While Think Dirty is good at identifying potentially toxic ingredients, it’s not quite as good at thinking clean. Despite the app’s impressive database, its alternative recommendations tend to top out at about a dozen brands not easily found at Sephora, local drugstores, or online eco-conscious beauty retailers. For categories like nail polish, hardly any clean alternatives are offered. Given the ever-expanding organic and natural beauty market, this limited selection is probably more reflective of the app’s stringent standards than actual availability.

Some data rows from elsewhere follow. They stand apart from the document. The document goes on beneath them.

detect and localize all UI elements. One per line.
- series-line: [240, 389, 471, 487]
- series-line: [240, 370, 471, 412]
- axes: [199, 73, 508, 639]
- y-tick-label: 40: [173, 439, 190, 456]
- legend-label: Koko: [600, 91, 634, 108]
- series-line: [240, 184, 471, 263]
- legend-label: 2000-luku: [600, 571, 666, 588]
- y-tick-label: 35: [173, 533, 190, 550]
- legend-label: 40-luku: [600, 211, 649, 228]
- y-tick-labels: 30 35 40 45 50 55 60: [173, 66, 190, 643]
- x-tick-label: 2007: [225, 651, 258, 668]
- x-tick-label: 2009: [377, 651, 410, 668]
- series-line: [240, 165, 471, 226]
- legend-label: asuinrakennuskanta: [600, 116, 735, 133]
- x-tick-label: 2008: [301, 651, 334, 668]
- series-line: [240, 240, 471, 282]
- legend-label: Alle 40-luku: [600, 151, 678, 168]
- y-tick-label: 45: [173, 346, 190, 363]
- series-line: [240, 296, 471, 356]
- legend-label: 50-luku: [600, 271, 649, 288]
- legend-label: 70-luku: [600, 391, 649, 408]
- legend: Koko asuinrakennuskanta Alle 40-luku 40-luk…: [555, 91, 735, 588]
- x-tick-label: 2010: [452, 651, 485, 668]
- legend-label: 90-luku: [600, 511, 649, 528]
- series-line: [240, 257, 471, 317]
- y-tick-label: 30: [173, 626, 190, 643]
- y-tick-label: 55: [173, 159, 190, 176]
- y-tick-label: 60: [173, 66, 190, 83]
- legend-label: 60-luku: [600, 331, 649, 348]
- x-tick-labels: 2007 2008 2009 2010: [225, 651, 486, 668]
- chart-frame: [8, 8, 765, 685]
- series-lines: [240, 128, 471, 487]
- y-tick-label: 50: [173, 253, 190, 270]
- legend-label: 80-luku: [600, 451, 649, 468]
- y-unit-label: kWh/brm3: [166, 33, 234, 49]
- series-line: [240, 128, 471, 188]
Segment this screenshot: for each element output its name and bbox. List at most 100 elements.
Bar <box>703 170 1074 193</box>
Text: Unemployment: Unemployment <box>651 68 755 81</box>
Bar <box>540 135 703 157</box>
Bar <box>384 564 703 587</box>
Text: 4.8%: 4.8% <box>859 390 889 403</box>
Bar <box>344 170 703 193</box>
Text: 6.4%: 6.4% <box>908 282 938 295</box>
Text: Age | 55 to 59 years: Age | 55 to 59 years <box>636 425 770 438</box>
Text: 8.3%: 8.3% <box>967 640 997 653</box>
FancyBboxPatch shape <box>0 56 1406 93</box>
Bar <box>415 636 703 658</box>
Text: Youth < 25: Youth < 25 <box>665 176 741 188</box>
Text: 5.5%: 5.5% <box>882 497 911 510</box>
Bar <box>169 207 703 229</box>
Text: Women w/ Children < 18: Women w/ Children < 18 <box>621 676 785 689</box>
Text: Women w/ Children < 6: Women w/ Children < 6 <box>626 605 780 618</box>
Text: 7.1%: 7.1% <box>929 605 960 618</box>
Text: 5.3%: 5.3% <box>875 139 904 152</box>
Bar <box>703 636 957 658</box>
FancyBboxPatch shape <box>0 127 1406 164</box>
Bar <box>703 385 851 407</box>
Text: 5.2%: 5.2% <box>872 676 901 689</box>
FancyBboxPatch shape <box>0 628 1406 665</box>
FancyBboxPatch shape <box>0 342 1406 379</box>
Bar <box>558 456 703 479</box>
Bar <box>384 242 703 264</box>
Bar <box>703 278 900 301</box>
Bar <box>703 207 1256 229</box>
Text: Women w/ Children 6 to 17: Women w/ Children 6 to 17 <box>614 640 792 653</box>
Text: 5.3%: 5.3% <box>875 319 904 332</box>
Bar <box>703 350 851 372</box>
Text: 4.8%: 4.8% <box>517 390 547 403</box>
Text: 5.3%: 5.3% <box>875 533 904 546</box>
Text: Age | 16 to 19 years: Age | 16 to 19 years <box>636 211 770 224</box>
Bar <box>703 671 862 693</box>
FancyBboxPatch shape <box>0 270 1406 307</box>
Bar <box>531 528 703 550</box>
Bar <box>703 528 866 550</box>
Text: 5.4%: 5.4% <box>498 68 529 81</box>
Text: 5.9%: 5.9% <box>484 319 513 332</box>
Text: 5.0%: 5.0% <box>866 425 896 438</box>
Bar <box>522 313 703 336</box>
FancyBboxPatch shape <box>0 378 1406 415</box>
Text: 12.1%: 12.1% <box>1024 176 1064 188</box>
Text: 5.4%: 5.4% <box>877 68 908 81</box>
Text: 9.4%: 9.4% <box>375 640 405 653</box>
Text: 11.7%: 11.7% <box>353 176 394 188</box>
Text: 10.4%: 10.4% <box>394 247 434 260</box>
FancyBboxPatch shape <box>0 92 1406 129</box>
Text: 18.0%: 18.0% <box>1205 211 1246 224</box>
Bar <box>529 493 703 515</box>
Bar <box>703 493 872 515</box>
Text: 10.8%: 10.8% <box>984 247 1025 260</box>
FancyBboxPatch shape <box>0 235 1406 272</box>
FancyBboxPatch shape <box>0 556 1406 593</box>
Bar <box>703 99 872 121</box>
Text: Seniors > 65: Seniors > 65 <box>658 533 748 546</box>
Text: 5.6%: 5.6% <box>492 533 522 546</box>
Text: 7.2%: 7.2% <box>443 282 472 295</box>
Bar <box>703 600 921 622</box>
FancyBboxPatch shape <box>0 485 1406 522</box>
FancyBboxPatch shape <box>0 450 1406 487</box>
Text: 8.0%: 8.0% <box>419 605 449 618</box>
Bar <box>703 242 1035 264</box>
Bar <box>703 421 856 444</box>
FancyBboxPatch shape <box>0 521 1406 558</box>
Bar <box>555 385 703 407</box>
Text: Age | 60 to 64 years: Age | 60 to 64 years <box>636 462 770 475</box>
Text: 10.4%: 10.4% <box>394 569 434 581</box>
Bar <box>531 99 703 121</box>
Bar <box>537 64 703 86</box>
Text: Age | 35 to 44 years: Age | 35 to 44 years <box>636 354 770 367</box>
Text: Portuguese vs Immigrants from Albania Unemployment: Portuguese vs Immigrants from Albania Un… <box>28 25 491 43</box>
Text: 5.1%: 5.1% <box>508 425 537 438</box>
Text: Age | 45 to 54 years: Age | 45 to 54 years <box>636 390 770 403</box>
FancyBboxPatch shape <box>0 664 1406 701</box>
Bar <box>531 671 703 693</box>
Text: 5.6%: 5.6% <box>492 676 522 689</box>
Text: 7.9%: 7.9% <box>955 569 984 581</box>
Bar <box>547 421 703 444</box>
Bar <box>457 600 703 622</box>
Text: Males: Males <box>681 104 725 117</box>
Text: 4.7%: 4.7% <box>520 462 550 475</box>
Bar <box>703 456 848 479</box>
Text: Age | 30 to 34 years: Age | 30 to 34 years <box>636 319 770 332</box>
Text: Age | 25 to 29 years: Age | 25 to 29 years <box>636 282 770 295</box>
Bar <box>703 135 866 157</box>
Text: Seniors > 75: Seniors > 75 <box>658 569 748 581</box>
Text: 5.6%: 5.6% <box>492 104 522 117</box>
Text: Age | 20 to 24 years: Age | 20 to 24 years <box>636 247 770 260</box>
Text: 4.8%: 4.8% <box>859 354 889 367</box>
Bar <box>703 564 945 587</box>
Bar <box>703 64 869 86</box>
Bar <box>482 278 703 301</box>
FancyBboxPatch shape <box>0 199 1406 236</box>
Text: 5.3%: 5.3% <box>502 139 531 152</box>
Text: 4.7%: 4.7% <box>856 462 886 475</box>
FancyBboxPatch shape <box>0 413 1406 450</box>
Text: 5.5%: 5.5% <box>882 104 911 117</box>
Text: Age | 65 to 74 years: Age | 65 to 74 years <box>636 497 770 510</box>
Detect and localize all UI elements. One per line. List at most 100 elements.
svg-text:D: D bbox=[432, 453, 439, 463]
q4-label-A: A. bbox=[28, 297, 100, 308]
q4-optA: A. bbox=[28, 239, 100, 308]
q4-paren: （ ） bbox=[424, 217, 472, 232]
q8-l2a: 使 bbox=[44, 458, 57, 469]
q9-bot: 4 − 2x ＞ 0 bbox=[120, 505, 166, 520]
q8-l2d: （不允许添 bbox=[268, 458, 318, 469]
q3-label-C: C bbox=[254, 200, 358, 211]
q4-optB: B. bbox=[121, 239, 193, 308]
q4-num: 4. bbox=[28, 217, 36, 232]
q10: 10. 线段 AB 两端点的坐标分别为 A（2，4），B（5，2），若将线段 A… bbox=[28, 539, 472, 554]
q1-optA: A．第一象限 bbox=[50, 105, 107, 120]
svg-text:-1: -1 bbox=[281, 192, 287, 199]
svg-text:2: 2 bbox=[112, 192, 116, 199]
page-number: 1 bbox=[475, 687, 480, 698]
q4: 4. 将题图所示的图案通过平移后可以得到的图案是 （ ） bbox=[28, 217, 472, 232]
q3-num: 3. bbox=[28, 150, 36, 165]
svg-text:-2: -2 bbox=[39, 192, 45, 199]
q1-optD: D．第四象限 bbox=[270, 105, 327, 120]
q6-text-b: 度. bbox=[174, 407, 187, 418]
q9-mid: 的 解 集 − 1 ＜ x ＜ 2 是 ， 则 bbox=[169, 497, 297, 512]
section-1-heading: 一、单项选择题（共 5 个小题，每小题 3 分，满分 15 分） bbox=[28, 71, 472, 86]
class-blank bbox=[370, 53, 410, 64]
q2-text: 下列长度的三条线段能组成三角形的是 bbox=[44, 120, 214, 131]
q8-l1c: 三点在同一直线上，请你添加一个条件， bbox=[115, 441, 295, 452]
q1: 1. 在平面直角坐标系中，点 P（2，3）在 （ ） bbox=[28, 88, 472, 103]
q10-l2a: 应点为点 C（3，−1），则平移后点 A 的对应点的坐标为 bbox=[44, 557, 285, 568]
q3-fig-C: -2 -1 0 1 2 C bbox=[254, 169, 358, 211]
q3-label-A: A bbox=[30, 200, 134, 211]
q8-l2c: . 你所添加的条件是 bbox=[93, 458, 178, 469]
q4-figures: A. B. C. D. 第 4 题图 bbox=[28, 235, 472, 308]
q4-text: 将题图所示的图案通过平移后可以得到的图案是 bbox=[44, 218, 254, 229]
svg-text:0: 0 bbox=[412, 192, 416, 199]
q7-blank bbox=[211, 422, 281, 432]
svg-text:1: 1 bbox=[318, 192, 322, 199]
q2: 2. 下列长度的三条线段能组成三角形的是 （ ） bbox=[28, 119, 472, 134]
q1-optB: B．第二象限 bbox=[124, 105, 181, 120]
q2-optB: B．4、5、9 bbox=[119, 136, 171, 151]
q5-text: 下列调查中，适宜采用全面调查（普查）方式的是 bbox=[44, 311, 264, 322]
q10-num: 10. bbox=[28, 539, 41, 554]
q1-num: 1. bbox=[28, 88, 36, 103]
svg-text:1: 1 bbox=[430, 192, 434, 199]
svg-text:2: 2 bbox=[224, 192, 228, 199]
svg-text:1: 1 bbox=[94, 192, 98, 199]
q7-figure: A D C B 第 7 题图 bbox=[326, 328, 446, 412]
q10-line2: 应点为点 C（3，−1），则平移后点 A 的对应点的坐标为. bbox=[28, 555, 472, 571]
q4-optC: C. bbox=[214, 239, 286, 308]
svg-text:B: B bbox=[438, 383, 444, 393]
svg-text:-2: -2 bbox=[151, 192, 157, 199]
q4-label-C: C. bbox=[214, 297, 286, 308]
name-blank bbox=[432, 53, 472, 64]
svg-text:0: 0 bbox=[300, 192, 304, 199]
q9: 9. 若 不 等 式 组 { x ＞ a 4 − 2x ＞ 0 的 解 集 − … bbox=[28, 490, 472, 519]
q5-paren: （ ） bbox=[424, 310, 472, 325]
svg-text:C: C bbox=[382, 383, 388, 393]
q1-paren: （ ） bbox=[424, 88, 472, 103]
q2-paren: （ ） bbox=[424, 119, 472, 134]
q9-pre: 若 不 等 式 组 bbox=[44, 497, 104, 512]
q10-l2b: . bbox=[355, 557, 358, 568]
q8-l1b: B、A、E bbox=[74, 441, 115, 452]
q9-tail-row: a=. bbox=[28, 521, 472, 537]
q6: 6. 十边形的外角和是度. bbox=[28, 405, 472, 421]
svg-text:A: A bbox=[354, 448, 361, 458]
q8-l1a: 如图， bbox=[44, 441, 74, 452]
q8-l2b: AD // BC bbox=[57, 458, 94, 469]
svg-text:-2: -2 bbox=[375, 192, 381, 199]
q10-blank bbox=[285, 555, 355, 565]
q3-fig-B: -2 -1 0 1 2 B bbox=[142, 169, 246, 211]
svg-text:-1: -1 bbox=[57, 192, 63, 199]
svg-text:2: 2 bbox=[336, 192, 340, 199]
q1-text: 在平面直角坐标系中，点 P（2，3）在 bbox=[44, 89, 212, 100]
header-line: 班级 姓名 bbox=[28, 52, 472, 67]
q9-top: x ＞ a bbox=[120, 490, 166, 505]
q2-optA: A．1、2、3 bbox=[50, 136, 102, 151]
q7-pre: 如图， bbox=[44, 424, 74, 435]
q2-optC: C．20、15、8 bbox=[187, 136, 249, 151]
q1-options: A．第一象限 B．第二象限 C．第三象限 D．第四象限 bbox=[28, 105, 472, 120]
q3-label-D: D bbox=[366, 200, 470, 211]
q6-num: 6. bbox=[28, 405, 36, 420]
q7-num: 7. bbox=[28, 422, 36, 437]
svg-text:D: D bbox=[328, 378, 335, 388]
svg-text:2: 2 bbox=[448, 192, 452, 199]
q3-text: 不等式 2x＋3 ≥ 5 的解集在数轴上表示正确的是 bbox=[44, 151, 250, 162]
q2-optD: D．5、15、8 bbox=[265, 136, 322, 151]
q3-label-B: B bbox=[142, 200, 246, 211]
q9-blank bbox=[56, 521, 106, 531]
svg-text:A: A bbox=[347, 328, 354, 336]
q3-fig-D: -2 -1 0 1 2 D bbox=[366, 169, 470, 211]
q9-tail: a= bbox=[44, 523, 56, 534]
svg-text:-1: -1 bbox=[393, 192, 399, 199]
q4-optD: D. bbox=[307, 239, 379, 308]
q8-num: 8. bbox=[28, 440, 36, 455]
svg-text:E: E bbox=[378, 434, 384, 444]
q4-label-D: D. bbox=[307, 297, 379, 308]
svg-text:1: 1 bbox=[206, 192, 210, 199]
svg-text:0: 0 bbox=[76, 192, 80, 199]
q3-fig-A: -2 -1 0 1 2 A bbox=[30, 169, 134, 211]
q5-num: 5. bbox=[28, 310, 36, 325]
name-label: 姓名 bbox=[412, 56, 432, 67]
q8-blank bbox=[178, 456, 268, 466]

One of the risk categories by which products are evaluated is titled “Allergenicity and Immunotoxicity.” Offending elements include any proven allergen, which makes mostly innocuous elements like botanical extracts appear to be “dirty” factors. This likely leads to otherwise viable product recommendations being overlooked for brands so pure that they wind up on the margins of the personal care market. Of course, once you know how to work around Think Dirty’s limitations, it’s possible to tweak your beauty stash without doing a complete overhaul. “I don’t worry if a product is rated five or under, but if it’s seven, eight, nine, or ten, I’ll stay away from that ingredient and dig a little further to find out why it is rated so high,” Subramanian says. “It’s a teaching tool.”